By me, with art by Sam Messerly.
Click here to read from the beginning.
While I was very, very uncomfortable with the skin stabbing me in the back of my brain without my permission, I couldn’t exactly object since without the skin I would be skydiving. Still, I filed away the memory as something to complain about loudly once I was back on solid ground.
Plus, I had neat new powers I wanted to play around with. I didn’t have time for kvetching.
I stretched out my hand and thought, “Fire!”
A fireball launched from my body—but not from my hand. I hadn’t even noticed, but a third strand of the dinosaur skin on my head (in addition to the two which wrapped around and became my dinosaur goggle glasses) was protruding from my forehead, and it shot exactly where I was looking—the ropy wall. However, the fire bursting from my face was a big surprise for me. I fell backwards onto the membranous floor, then saw the wall I had fired at effortlessly wriggle out of the way of the fireball as it passed.
“Be careful with that,” Warbell said. “If you hit me or Colander, our cybernetics will shut down, and then we will go plummeting down below and quite possibly become what you so colorfully call street pizza.”
“You would make for a jumbo-sized XXXL pizza, Warb,” said Colander. “Also, I want to try this thing out!”
With that, Colander then jumped into the air with a shout, “I can fly!”
Instantly the air around her hummed to life and she went vertical, flailing her arms and legs before slamming head first into the ceiling.
“Ooph!” she said, as she descended again, rubbing her head. “That was really incredible!”
I tried flying a little bit by picturing myself hovering just a foot off the floor, and immediately my feet lifted off the ground, the vibrating air causing the membranous floor to shiver subtly. Warbell grinned at me. Colander whooshed back up to the ceiling, this time stopping just before beaning her head again.
“You’re doing great, but we don’t have much time,” said Warbell. “Probably they have already sent—”
Before Warbell could finish his thought, we saw a stegosaurus of some kind (it had spikes instead of plates, so maybe a polacanthus, but I can’t be sure) stumble down some stairs several hundred feet away—and it saw us.

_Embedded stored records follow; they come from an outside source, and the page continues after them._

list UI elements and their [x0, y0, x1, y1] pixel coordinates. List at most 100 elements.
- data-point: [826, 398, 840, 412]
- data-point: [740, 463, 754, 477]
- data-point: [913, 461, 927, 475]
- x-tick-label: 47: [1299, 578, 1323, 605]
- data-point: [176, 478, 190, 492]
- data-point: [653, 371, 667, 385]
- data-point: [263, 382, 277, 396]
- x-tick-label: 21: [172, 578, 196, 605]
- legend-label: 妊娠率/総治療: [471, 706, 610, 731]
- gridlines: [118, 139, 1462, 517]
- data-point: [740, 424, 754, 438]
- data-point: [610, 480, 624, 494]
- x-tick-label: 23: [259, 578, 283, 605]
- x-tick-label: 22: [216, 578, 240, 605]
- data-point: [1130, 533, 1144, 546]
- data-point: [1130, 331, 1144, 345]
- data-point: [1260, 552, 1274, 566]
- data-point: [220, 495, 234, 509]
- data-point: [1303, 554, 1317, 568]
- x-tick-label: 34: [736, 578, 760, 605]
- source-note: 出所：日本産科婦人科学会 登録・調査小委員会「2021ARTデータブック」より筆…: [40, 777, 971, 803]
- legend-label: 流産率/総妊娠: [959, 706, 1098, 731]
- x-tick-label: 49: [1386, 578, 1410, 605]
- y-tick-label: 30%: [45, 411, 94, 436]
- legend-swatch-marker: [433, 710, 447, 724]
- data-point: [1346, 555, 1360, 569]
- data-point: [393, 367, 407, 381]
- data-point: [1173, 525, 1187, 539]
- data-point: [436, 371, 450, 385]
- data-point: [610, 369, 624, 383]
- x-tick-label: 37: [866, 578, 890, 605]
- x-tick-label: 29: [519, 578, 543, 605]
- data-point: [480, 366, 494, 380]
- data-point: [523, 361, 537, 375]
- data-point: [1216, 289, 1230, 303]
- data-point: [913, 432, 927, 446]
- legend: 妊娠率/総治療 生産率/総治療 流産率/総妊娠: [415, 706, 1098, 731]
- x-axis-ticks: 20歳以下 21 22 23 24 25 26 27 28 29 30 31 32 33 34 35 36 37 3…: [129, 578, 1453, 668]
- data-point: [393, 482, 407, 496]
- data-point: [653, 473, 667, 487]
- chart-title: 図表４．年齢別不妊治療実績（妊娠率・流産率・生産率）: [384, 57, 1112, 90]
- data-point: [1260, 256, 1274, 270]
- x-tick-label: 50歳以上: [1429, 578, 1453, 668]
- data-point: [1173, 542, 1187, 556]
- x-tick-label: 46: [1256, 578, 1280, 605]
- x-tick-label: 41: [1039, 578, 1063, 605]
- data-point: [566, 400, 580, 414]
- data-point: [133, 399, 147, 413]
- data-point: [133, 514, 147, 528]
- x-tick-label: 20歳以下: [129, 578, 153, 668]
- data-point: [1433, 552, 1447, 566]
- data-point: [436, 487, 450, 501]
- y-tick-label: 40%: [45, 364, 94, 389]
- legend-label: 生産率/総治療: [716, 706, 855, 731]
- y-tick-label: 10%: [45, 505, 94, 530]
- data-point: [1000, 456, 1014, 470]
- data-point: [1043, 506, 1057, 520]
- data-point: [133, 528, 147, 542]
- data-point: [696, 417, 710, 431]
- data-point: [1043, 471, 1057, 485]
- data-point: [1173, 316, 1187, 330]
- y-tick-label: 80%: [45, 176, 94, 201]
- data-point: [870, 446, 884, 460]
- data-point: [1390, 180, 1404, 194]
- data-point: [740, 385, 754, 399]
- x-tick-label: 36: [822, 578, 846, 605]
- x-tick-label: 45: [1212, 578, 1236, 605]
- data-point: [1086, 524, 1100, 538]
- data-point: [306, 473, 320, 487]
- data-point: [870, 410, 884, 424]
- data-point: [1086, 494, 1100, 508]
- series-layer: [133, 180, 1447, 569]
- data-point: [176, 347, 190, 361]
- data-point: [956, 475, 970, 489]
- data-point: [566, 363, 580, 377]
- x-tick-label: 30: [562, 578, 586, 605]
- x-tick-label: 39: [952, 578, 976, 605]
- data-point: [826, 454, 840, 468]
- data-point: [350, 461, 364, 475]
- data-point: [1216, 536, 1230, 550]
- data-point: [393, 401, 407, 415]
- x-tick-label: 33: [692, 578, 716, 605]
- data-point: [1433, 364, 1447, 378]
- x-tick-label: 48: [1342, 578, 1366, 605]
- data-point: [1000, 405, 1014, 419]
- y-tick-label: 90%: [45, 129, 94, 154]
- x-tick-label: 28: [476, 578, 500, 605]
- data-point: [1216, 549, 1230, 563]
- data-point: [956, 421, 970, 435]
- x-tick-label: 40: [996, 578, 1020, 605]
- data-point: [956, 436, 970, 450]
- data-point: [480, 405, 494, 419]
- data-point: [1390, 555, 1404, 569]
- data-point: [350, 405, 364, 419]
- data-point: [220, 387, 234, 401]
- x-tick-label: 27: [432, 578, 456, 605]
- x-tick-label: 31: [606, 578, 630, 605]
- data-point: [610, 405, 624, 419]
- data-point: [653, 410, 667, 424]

The stegosaurus made a burbling sound, which our skins automatically translated as, “shucks!” Cannons started emerging from the stegosaurus’ side. Colander fired off a blast from the ceiling that would have hit right in front of the stego, but the floor instead opened up to let the fireball through—and the dinosaur fell halfway into the hole and got stuck. His spikey tail whipped back and forth as he shouted a series of profanities which were then translated as things like, “Gosh darn,” “Golly gee,” and “You big meanies!”
“Who wrote these translations?” I asked. “I am kind of scared out of my mind, but on the verge of a giggle fit at the same time.”
“The translator studied English from the 1940s and 50s I think,” said Warbell. “We need to get going, though. Others are coming.”
Warbell was right. We could hear footsteps, voices.
“What is going on?”
“I see a stegosaurus butt sticking out of the floor.”
“Quite embarrassing, what?”
We dashed up a nearby staircase, startling a flock of birds passing through, then booked it down a side corridor and up an automatic lift. While I couldn’t see the portal yet, I thought I could feel its power through the walls.
“We’ve got your back, Warbee!” Colander said, giving an exaggerated action pose as we landed on the next level. “We’ll cover you as you go so that you can take out the portal with your magical shoulder cannons or whatever.”
“Yeah,” I said. “We’ll give it our best, so you just do your thing.”
“Well, that’s kind of the rub,” Warbell said uncomfortably. “I can’t turn off the portal. One of you is going to have to do it.”